The Bureau of Land Management and U.S. Fish & Wildlife Service have released the Draft Environmental Impact Statement (Draft EIS) for the North Steens Transmission Line. The 230-kilovolt transmission line would carry power generated by wind energy turbines proposed on private land on the north side of Steens Mountain, much of which was protected as wilderness by Congress in 2000. While still seeking permits to develop the project, including sections of the lines that cross public lands, the developer has already contracted to sell the power to a southern California utility.
The Draft EIS proposes three alternatives:
Alternative A – No Action.
Alternative B – a 29-mile transmission line that would cross approximately 19 miles of private land, 9 miles of BLM-administered public land, and 1.3 miles of land on the Malheur National Wildlife Refuge, including a crossing over the Blitzen Valley.
Alternative C – a longer route that would not cross the refuge and instead would run north from the mountain.
The BLM is taking public comments on the draft EIS until September 17th. Please send in comments supporting the “No Action” Alternative, Alternative A. The BLM and U.S. Fish & Wildlife Service should not grant a Right of Way for the Proposed North Steens Transmission Line. The likely harm to the ecological integrity of Steens Mountain from the proposed wind turbines and transmission line is too great for the federal agencies to sign off on the project.
Please take the time to submit comments on the North Steens Transmission Line Draft EIS.
Written comments can be emailed to the BLM at OR_Burns_NS_Transmission_Line_EIS@blm.gov or mailed to:
North Steens Transmission Line Project Lead
BLM Burns District Office
28910 Hwy 20 West
Hines, OR 97738
Recommended talking points include:
• The proposed transmission route crosses the Malheur National Wildlife Refuge, a refuge dedicated over 100 years ago to native and migrating bird populations. The presence of 70-120 ft poles with tiered power lines poses flight hazards to large birds, such as pelicans, sandhill cranes, white-faced ibis, snow geese, Ross’ geese and Golden eagles, through strikes against the new infrastructure.
• The transmission line, turbines, associated roads and substations will fragment sage grouse, elk, and mule deer habitat. Disturbance to sagebrush habitat in this area will greatly impact sage grouse populations associated with four known sage grouse leks in the area. Sage grouse numbers are decreasing and the federal government recently announced the listing the sage grouse on the endangered species list warranted, though it is not officially listed yet. There is also the potential for increased predation on sage grouse as the transmission towers and lines provide perches and nesting sites for raptors.
• Part of the transmission line and most of the turbines lie within areas that the Oregon Department of Fish & Wildlife has deemed off-limits to any industrial development because of sage grouse populations.
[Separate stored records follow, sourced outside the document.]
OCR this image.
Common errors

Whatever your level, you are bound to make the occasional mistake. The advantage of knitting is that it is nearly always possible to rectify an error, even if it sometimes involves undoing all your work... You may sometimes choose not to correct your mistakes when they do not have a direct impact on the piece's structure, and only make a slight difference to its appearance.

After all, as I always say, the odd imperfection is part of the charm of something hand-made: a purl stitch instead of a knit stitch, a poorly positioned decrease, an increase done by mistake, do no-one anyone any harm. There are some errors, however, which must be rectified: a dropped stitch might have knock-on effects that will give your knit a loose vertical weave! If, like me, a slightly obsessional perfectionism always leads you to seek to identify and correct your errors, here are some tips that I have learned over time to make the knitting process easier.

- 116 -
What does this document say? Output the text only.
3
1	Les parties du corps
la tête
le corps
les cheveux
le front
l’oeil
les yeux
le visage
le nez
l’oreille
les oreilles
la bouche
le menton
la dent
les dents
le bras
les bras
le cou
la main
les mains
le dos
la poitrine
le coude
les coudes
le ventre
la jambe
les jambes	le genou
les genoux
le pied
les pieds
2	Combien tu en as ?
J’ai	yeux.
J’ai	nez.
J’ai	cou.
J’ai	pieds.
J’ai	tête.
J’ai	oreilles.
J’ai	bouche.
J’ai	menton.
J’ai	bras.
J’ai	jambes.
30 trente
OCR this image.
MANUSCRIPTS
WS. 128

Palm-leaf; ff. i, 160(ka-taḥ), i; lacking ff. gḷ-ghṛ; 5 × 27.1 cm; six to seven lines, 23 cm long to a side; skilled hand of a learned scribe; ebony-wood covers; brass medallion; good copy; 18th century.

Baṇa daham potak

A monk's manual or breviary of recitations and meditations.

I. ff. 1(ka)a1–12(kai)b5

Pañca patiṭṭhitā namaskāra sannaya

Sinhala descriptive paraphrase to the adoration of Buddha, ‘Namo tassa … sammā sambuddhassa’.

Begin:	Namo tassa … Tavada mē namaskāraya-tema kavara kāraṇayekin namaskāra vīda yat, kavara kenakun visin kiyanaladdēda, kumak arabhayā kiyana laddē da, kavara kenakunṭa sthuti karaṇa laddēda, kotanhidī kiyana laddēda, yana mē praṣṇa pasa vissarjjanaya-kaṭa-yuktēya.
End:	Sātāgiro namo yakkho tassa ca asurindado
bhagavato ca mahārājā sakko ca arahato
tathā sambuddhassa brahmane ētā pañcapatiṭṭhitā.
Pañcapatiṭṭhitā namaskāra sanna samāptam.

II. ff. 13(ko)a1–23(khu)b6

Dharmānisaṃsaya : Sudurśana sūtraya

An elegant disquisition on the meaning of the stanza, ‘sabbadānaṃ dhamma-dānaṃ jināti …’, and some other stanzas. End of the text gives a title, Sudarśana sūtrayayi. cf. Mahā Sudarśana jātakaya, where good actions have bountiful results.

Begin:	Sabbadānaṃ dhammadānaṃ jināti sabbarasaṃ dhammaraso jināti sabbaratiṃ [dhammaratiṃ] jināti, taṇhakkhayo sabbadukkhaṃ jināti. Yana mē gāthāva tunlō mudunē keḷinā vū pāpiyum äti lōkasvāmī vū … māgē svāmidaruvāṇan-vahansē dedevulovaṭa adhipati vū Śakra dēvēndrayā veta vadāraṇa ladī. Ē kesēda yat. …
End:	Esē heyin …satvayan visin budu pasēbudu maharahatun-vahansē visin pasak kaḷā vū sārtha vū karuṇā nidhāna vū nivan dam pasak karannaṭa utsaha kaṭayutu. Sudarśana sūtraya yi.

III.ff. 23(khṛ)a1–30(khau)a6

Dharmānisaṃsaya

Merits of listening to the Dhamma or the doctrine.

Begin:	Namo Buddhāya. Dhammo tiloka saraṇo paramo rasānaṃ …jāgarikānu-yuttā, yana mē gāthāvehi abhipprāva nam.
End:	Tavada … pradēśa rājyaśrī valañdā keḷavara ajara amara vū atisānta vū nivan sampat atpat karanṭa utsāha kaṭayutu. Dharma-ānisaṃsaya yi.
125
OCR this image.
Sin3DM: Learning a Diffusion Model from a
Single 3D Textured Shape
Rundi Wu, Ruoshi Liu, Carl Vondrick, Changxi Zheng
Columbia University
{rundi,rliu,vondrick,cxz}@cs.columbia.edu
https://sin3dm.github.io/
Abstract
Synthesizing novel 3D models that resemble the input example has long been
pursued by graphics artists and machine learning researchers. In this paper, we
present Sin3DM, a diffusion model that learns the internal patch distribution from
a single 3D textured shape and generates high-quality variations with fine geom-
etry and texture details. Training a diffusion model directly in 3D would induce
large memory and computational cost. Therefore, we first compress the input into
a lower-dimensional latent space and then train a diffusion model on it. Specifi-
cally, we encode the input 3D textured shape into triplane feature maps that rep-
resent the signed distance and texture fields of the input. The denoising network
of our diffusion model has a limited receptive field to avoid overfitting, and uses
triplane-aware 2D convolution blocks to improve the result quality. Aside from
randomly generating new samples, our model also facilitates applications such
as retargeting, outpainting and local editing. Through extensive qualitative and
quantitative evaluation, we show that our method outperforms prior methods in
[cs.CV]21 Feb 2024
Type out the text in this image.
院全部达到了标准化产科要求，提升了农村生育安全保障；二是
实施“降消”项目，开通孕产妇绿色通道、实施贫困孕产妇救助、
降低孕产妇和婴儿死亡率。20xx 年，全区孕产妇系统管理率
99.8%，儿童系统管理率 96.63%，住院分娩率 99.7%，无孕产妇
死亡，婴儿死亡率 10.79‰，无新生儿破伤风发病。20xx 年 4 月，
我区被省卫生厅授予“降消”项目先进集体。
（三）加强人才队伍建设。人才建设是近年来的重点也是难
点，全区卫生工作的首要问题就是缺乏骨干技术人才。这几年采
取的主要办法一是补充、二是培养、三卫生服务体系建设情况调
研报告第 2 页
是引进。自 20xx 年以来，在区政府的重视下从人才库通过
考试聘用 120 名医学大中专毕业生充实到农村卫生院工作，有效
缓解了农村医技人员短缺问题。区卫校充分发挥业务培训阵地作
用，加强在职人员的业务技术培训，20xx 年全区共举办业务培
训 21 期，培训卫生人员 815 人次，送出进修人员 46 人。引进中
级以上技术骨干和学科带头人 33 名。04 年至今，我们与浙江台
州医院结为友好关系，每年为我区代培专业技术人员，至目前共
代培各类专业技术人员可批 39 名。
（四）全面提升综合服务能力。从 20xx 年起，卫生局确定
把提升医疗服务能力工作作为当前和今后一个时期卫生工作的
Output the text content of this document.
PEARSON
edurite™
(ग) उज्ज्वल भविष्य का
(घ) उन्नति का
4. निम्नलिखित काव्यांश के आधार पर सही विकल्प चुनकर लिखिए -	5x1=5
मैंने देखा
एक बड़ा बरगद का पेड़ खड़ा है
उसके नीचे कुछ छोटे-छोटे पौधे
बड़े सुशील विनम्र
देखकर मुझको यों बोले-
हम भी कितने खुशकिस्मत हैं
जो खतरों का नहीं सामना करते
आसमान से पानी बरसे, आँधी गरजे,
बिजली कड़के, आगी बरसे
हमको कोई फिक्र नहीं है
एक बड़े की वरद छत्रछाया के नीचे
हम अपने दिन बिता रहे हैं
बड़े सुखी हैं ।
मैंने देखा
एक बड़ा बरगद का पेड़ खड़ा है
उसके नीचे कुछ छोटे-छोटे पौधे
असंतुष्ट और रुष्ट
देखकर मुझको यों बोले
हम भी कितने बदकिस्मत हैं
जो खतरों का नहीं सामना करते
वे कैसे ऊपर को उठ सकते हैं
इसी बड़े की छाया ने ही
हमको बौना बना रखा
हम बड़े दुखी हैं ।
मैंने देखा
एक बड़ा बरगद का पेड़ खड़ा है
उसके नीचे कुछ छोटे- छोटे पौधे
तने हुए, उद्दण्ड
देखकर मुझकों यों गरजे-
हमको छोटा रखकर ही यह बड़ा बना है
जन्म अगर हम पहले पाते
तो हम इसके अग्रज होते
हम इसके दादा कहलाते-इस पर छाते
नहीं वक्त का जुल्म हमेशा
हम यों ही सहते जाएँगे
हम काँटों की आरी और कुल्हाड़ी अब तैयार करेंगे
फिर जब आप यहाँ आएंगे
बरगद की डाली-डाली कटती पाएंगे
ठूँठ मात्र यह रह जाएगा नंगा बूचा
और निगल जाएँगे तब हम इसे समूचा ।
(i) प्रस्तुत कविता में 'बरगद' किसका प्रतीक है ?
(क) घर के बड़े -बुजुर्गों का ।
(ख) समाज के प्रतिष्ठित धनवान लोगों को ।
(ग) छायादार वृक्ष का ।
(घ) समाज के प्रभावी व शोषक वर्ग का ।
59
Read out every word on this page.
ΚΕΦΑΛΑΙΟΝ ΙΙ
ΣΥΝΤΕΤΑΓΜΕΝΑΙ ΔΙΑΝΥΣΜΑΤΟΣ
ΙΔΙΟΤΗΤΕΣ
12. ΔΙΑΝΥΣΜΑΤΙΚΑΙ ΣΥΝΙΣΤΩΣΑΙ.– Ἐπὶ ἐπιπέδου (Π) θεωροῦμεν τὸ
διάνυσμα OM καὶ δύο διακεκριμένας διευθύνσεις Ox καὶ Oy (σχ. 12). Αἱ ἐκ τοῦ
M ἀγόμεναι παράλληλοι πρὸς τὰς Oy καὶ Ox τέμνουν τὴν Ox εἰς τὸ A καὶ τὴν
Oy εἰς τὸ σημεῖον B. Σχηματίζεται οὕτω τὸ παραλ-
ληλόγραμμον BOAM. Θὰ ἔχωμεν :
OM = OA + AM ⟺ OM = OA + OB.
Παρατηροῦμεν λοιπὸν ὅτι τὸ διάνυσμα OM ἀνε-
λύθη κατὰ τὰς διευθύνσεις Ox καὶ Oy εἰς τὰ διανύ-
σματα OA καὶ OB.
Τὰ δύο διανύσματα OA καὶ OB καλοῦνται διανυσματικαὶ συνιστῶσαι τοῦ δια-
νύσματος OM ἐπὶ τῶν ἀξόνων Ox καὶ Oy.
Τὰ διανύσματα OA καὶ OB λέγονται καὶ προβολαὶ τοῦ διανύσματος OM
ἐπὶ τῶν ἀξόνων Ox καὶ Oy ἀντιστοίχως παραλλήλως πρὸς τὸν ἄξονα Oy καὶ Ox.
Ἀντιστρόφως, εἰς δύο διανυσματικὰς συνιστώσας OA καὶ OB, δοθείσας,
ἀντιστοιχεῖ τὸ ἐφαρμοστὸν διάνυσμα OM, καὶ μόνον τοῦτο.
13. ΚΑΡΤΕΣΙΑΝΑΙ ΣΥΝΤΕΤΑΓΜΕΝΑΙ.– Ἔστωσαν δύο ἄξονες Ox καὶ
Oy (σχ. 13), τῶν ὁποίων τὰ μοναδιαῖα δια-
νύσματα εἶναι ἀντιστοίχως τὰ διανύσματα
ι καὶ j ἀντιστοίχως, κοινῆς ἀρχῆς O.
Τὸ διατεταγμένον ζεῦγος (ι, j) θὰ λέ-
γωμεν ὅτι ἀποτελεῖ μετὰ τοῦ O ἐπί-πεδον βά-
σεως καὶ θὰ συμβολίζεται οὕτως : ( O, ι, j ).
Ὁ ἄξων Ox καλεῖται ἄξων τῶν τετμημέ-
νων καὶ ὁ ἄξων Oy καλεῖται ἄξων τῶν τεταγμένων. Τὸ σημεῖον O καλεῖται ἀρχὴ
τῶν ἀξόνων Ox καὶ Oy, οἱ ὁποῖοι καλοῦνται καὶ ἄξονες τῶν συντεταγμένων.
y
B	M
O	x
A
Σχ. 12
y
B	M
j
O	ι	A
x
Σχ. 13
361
• The draft EIS has not adequately analyzed impacts to sage grouse, Golden eagles, and other birds and wildlife from three of the four generating sites that are planned to connect to the new line. The current draft EIS only analyzes the impacts of one turbine site, while the developer, Columbia Energy Partners, has made it clear that it intends to develop four wind energy generation sites on or near Steens, all of which will use the proposed transmission line. This represents over 100 turbines within five miles of sage grouse leks, the minimum distance prescribed by U.S. Fish & Wildlife and the Oregon Department of Fish & Wildlife. The BLM must prepare a supplemental draft EIS to adequately analyze the impacts from all four proposed wind energy generation sites.
• 425-foot tall turbines associated with this project would be visible along the Steens Loop Road at Fishlake Campground, Whorehouse Meadows, the Kiger Gorge overlook, and along the ridgeline above Mann Lake and the Alvord Desert.
• The BLM must not issue a Right of Way for the proposed transmission line based on the unacceptable impacts to federally-protected lands in the Steens Cooperative Management and Protection Area, other federal lands, and the wildlife that live there.
• The draft EIS was prepared by a third party consultant with little apparent input from the land management agencies. Call on BLM and U.S. Fish & Wildlife Service to conduct their own, independent studies of the dangers to sage grouse, Golden eagles, waterfowl, and other wildlife from this ill-conceived industrial development on Steens Mountain.